Ikea, je t’aime, moi non plus…

Ikea, le pèlerinage Suedois

La journée avait pourtant bien commencé.

Souvent chez Ikea il se passe des choses pathétiques. Mais tu ne le sais pas tout de suite. Là réside toute la beauté de ce drame ordinaire. Parce que tu comprends Ikea aime bien t’embrasser avant de te baiser. Tu te rends compte qu’ils n’ont plus de stock pour “l’étagère de tes rêves” quand tu t’es tapé tout le pèlerinage Suedois. Quand c’est trop tard en fait et que tu ne peux plus t’enfuir. Quand ça fait plus de 6h que tu traines les 283 articles sur ton charriot. Que ton esprit vagabonde avec une certaine désinvolture et te rassure sur le fait que tu es large niveau budget. Tu regardes ton cadis avec insistance comme si tu étais télépathe. Bien sûr il dégueule de tous les côtés mais tu ne doutes pas une seconde de toi. Comme quand tu es bourré. Le trou noir. Un vide intersidéral ou 0,9o€ de torchons + 1,90€ de bougies + 2,50€ d’ampoules font 390€. Nannn j’exagère, en vrai j’ai payé 388€ grâce à la carte Ikea Family.

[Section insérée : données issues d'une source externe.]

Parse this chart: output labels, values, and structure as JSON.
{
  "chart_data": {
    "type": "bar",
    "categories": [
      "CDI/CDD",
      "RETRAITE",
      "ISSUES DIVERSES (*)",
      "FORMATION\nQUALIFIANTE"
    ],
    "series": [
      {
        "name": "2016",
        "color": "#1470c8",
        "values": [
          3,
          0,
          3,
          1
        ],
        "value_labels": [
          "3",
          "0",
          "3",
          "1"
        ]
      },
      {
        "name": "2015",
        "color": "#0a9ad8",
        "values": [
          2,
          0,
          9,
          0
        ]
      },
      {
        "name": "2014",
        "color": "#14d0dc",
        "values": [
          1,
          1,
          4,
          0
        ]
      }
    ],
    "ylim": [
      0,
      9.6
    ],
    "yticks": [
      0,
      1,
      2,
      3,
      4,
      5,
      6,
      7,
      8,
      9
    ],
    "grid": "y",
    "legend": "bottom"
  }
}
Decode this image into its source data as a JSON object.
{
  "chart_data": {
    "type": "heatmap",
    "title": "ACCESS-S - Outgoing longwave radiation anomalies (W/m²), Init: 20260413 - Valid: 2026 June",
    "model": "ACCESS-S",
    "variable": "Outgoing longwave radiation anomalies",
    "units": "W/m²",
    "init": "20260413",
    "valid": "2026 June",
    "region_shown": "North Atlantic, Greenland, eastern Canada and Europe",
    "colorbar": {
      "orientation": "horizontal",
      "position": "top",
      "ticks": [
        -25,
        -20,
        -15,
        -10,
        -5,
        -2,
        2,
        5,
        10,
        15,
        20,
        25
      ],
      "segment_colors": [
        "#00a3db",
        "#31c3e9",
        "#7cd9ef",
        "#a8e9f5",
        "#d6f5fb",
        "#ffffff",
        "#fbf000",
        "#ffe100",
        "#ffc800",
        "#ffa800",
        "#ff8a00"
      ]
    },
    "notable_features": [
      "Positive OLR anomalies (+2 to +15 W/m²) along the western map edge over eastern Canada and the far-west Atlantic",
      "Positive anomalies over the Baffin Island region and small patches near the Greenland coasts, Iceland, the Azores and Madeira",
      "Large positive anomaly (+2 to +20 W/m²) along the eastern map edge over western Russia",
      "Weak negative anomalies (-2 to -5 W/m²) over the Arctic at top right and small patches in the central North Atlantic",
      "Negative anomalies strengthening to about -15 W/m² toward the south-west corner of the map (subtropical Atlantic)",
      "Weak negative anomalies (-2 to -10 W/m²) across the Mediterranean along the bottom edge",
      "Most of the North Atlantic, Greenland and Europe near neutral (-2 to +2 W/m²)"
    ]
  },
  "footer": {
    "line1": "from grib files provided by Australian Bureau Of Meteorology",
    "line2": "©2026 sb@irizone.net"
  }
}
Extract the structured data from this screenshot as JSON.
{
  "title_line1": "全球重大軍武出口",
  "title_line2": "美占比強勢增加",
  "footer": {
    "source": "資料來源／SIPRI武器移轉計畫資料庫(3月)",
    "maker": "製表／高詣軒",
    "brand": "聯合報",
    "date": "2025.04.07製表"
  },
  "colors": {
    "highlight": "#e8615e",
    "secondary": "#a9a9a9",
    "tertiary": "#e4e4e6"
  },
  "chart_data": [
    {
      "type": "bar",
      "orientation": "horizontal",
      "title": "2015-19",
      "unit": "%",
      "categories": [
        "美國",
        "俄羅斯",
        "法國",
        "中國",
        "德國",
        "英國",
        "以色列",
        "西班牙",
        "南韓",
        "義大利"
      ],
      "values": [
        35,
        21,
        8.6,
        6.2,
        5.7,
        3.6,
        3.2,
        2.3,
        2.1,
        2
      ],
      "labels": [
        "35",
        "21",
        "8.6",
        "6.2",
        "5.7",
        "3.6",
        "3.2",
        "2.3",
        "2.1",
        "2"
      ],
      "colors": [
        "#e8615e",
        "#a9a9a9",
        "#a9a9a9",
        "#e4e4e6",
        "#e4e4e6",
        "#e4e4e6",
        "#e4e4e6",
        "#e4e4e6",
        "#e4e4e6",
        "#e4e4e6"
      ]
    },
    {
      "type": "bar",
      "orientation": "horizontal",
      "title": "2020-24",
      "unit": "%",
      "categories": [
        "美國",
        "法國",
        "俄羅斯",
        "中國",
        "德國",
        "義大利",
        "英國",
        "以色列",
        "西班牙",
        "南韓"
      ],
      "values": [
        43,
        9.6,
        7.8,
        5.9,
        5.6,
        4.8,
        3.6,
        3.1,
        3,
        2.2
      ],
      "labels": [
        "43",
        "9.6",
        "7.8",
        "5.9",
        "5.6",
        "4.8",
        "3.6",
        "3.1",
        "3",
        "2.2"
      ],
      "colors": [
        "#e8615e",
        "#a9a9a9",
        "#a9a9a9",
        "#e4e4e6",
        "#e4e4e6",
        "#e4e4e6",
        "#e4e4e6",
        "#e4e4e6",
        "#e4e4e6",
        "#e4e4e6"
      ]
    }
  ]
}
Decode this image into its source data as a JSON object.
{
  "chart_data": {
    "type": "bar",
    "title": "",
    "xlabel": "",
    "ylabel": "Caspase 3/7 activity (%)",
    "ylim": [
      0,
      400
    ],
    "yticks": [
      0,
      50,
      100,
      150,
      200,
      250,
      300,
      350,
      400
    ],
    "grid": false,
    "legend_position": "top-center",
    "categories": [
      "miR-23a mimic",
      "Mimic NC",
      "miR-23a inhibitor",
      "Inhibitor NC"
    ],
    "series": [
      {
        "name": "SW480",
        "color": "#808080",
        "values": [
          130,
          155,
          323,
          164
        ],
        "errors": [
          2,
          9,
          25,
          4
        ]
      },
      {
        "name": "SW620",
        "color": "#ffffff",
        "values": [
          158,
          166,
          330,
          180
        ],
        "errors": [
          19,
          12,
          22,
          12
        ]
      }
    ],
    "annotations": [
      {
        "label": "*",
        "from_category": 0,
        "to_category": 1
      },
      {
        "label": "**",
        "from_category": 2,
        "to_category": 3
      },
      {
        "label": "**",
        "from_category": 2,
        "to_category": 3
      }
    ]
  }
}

Evidemment tu as des envies de meurtre comme jamais tu n’en avais eu auparavant. Buter les promeneurs du dimanche qui achètent le dernier Picasso à 15€. Mais surtout parce que tu viens de t’enfiler tout le paquet de daims. Euh oui après 4 hot-dogs et 2 pizzas… Pourquoi ? Y’a un problème ? Et là tu t’aperçois que ton joli petit cul sera trop gros dorénavant pour trôner dans le fauteuil Grïpogluck que tu as acheté un mois plus tôt.

Mais c’est trop tard. Il est toujours trop tard chez Ikea. Car même après avoir survécu au labyrinthe sans fin, même si tu aperçois la lumière du parking au bout du tunnel. T’auras toujours un mec habillé en bleu qui te dira sur un ton hyper détendu :

“Revenez demain, on a plus de stock.”